Hell, let's put the mills in those payday loan joints - right next to the reductio ad absurdum stores.

The tough questions: what is the correct temperature for Earth and how many abortion mills is not enough/too many?

The inability to abort is why so few people move to conservative states.

RTGolden1
RTGolden1 topcommenter

@UnintendedCon I understand your point, I even agree with it.  I don't think anyone should make it difficult to exercise constitutionally protected rights (even though, contrary to your claim, abortion itself, nor healthcare services, is not protected by the constitution, it isn't even mentioned.)

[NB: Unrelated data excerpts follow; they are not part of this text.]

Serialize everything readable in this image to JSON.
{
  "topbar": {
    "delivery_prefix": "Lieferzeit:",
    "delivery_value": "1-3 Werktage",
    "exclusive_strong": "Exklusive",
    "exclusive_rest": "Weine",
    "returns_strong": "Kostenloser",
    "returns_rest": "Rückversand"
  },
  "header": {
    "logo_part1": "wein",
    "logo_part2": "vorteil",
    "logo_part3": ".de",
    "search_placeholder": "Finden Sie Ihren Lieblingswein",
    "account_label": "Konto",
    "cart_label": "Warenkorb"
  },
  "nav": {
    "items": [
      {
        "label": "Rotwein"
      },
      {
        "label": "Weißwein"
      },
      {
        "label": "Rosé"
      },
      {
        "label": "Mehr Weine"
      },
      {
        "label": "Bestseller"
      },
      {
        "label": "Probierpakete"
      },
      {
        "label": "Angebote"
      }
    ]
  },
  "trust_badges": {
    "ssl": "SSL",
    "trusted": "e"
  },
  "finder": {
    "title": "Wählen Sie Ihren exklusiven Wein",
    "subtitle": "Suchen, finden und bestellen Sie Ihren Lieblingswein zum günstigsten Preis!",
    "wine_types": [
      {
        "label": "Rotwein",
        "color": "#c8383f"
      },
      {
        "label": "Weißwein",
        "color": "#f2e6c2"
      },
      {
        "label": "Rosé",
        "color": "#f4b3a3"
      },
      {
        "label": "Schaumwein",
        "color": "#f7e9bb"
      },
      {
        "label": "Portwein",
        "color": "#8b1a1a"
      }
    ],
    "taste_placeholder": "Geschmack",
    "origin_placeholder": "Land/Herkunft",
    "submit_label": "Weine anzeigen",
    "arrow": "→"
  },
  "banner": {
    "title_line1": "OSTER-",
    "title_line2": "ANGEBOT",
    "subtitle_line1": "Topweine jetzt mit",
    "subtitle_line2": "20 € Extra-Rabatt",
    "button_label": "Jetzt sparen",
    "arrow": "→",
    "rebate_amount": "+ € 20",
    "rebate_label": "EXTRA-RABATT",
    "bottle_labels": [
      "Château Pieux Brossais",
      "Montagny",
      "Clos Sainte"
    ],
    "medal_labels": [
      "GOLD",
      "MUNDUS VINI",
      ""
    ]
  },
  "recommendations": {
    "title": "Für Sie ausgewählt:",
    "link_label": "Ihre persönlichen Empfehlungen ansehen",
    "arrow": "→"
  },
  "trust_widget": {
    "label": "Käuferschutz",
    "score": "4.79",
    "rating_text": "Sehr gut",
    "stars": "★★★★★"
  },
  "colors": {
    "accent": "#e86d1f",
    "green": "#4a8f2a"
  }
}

You start off saying that personal responsibility does little to actually address the problem of abortion.  THAT I can't agree with.  The erosion of personal responsibility and accountability is the root of almost every social and economic woe this country faces.  Want to end racism?  Stop institutionalizing it and make it a personal responsibility and hold each individual accountable for racist actions.  Want to lower the rate of unwanted pregnancies?  Make each person responsible and accountable for their own actions.  Can't pay for an abortion?  Community service (trash cleanup, park care, etc), of course including the male in the consequences.


What we had was fine in my book: abortion was legal and affordable without being easy.  Third party funding was charity, not taxpayer, supported.  As for the stigma, well, tough shit.  That is a personal consequence of a personal choice.  As for mandatory inclusion in employer sponsored healthcare, tough shit.  Your employer isn't involved in you having sex and getting pregnant, neither are your coworkers (one might be, but if all of them are, again, that would be bad choices on someone's part.  And this goes for the males as well, for a male has as much an insurable interest in NOT getting someone pregnant)

TheRuddSki
TheRuddSki topcommenter

What if we doubled everything, and we still have the same problems?

Abortion is legal. Contraception is legal. Education is free.

But it doesn't matter, because we're not socialist enough. Meh.